Но едва вырвалось из горлышка слепого певца несколько серебряных трелей, как он почувствовал, что силы оставляют его... Он не мог больше ни подниматься в высь, ни держаться на одном месте... Долгий плен и неподвижная жизнь в клетке отняли у него много сил...
И нить серебряных трелей внезапно порвалась... Жаворонок сложил свои крылышки и камнем стал падать на землю... Но он не расправил, однако, вовремя своих крылышек и с размаху, с глухим стуком, всем своим маленьким тельцем хлопнулся о плотно укатанную дорогу...
Когда перепуганная Тоня выбежала на дорогу и наклонилась, чтобы поднять птичку, она увидела ее лежащей на земле с распростертыми крылышками. Перестало биться сердечко слепого певца, остановилось в груди его дыхание, замолкли навсегда его чудные песни...

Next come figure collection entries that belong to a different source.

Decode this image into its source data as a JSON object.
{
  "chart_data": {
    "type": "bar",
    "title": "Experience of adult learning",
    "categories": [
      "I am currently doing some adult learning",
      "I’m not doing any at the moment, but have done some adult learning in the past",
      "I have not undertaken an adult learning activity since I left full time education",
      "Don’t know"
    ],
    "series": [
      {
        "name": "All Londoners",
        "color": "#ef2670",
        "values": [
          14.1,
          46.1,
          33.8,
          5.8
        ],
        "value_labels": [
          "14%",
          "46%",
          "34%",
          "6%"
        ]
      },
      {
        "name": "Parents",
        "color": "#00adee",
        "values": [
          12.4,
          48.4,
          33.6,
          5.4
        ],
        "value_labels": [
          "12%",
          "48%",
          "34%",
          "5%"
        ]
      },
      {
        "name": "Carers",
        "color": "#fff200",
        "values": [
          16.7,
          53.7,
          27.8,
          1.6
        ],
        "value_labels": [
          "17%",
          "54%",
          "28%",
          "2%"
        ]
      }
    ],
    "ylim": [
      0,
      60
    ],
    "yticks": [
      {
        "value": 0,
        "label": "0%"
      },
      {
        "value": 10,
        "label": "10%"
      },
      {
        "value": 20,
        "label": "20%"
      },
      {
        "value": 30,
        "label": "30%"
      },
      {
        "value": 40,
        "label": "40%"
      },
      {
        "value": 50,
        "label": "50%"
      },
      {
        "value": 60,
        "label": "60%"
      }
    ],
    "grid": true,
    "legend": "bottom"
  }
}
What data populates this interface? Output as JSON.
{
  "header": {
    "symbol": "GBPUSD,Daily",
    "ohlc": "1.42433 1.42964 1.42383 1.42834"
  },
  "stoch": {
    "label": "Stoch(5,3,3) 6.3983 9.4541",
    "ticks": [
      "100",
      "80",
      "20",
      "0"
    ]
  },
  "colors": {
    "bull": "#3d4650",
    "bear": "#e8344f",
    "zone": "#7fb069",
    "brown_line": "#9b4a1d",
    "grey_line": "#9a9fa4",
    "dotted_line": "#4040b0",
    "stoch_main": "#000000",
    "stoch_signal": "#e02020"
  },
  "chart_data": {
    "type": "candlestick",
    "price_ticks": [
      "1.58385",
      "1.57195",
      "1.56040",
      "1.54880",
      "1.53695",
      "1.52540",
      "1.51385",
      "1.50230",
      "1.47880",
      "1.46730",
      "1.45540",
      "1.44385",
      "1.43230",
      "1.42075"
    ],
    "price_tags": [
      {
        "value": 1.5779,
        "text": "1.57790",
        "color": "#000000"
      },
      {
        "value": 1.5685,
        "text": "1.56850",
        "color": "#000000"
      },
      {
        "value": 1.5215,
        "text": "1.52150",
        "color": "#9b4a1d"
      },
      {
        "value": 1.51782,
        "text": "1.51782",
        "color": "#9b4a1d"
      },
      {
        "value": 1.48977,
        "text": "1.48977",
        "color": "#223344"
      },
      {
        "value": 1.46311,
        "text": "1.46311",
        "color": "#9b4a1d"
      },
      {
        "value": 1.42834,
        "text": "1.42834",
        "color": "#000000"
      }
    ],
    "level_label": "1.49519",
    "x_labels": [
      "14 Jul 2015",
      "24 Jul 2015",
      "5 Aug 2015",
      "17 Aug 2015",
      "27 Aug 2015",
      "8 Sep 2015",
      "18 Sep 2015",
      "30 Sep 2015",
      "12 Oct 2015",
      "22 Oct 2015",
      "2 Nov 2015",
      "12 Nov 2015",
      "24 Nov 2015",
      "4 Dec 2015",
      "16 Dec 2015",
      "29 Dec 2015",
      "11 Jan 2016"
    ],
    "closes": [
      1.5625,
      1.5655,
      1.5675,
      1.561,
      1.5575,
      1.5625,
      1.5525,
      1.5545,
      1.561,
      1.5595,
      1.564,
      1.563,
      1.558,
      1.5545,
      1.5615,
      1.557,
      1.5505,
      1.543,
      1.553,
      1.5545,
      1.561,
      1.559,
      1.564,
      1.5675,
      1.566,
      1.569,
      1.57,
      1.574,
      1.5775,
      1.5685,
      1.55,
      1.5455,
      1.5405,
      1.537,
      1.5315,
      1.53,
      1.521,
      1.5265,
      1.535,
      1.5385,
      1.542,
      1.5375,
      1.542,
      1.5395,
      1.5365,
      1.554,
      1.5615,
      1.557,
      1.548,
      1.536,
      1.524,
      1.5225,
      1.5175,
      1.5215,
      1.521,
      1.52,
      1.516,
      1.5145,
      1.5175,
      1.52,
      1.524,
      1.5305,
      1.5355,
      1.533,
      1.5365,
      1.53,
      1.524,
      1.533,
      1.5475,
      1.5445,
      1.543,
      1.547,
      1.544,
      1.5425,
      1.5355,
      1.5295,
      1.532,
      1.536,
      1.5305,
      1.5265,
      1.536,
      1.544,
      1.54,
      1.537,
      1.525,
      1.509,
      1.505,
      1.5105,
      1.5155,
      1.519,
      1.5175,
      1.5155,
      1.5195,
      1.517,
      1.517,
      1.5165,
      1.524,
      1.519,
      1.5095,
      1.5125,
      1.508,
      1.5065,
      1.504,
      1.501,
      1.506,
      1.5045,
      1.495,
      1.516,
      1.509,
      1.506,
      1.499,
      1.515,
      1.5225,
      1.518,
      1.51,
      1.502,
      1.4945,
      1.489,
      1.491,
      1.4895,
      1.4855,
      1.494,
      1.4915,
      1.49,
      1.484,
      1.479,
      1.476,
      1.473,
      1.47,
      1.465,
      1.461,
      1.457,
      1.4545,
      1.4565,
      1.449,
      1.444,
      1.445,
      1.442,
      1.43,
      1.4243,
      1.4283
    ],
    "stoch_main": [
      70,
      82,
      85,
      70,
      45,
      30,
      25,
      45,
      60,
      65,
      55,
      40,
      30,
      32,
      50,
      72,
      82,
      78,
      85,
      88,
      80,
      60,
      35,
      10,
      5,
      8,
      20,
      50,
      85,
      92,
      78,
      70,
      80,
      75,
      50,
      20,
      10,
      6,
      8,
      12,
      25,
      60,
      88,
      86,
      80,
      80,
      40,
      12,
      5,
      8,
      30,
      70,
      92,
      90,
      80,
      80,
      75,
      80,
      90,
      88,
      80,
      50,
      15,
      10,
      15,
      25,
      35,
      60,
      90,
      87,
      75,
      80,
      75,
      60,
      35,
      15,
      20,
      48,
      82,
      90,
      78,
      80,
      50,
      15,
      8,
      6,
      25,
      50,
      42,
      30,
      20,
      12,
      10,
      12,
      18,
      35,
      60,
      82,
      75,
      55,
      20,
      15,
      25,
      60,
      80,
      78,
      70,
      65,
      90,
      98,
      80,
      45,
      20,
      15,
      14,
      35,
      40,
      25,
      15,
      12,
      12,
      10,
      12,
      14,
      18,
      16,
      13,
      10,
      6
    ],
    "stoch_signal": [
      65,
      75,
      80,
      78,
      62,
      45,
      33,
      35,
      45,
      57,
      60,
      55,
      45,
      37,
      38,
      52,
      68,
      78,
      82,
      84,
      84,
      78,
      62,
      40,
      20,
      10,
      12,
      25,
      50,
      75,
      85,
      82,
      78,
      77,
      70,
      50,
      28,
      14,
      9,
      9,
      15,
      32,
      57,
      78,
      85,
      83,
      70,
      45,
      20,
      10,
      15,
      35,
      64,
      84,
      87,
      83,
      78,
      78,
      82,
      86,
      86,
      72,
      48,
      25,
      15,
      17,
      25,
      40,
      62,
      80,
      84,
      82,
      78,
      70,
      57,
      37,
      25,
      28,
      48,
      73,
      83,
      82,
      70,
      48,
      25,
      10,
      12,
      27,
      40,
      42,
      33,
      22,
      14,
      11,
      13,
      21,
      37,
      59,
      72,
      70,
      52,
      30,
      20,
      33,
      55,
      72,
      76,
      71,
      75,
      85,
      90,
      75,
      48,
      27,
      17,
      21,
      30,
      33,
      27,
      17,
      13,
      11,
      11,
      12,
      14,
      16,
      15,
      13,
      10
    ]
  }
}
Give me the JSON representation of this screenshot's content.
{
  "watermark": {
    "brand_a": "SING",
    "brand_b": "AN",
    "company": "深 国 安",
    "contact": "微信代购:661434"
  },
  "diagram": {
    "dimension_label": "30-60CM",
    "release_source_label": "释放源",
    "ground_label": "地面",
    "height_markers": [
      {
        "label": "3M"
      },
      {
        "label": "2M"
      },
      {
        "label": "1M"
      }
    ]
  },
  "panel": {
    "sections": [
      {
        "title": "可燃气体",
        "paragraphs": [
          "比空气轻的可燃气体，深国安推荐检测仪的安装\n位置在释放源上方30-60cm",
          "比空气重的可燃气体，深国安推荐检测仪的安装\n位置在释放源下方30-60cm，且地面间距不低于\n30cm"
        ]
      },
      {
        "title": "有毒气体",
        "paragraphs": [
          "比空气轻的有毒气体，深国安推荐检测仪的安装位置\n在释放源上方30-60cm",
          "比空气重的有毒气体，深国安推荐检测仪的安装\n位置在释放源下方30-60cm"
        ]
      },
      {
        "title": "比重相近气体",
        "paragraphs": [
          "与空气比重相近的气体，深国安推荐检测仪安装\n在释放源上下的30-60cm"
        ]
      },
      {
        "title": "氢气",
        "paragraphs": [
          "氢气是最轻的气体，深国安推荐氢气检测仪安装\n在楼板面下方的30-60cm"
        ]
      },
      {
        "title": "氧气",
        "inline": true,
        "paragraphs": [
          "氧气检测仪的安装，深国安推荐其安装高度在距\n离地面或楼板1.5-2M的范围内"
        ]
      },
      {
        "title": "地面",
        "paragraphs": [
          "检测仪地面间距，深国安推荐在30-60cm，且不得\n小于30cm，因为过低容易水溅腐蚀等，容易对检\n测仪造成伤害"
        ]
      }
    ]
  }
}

Он не рассчитал, должно быть, расстояния до земли, как делал это прежде, когда был зрячим, и не успел вовремя раскрыть своих крылышек, чтобы тихо опуститься на землю. А, может быть, он так обессилел, что больше не мог управлять своим полетом.
Как бы то ни было, эта песнь была последнею песнью Серебряного горлышка.